4. Cry Father, by Benjamin Whitmer
The gritty underbelly of Denver is as much a character as any of the personalities trudging through the city in Whitmer’s 2015 novel, which is an unforgiving look at fatherhood, violence, escape and loss. In the end, the world Whitmer shows us isn’t something that’s going to be quoted by the Colorado Tourism Office...but it’s a fascinating and necessary darkness that gives the color of Colorado its depth.
3. The Shining, The Stand, Misery, by Stephen King
Much of Uncle Stevie’s work is associated with Maine, but there’s a healthy serving of Colorado horror in the King catalogue, too, owing to his time in residence in Boulder some forty years ago. Several of his best books are set in our neck of Stephen King’s haunted woods, most notably The Stand (Boulder), The Shining (Estes Park) and Misery (the fictional mountain town of Sidewinder, Colorado). The Stanley, as the inspiration for the cursed Overlook, has embraced the King legacy so much that it's adding the notorious hedge maze from the novel, to match fiction and reality up more directly. Just don't get caught out there in the snow.
2. On the Road, by Jack Kerouac
The singular novel of the Beat Generation doesn’t take place fully in Denver, but enough of it does that we covered some of Kerouac’s favorite haunts back in 2011. And this seminal work is still worth the read, whether you combed through it as a teenager or never got around to reading it. It’s poetic and uneven and raw and true…and still stuns in its smallest moments.

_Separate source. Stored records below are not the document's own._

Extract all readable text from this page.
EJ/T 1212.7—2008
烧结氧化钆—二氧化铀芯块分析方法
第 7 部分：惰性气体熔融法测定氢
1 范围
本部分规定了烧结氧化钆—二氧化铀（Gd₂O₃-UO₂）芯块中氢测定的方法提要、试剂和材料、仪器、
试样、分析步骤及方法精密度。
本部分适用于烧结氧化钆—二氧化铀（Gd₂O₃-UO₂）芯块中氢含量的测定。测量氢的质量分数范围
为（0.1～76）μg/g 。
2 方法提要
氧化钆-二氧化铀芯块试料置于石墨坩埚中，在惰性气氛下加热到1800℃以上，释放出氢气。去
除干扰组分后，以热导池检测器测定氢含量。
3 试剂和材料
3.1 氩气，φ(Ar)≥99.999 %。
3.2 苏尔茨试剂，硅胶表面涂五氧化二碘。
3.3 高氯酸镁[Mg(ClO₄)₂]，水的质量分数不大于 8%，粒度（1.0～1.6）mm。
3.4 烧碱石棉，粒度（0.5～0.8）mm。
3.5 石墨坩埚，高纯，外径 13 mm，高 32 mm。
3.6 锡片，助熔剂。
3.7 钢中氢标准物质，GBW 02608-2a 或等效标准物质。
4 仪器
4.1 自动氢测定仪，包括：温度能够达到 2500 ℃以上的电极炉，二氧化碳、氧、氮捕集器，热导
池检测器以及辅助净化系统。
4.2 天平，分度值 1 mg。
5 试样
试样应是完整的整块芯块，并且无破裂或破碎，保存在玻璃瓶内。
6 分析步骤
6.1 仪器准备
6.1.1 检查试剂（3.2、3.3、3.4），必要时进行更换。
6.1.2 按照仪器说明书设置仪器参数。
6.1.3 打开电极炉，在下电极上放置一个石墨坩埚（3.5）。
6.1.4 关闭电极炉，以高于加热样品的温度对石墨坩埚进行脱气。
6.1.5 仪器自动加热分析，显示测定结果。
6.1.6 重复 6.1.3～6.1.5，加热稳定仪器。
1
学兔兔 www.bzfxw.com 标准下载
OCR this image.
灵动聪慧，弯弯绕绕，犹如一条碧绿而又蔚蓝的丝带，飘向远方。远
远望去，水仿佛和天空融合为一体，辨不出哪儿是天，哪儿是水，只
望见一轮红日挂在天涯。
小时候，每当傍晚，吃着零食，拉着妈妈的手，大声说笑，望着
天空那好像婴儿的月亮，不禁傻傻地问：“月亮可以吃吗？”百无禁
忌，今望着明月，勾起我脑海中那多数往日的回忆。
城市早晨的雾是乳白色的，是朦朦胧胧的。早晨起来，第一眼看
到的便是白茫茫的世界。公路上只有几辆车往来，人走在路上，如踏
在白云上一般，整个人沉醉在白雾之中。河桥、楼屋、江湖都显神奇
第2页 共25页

1. Plainsong, by Kent Haruf
The beautiful and harrowing story set in the fictional eastern-plains Colorado town of Holt showcases Colorado in all its glories and all its human frailty. Kent Haruf, who passed away in 2014, captured the spirit of Colorado in this 1999 novel and its sequel, Eventide. It deserves a spot on the living-room bookshelf where you keep the tomes meant to impress…but will also glue you to the couch when you devour it, one chapter after another.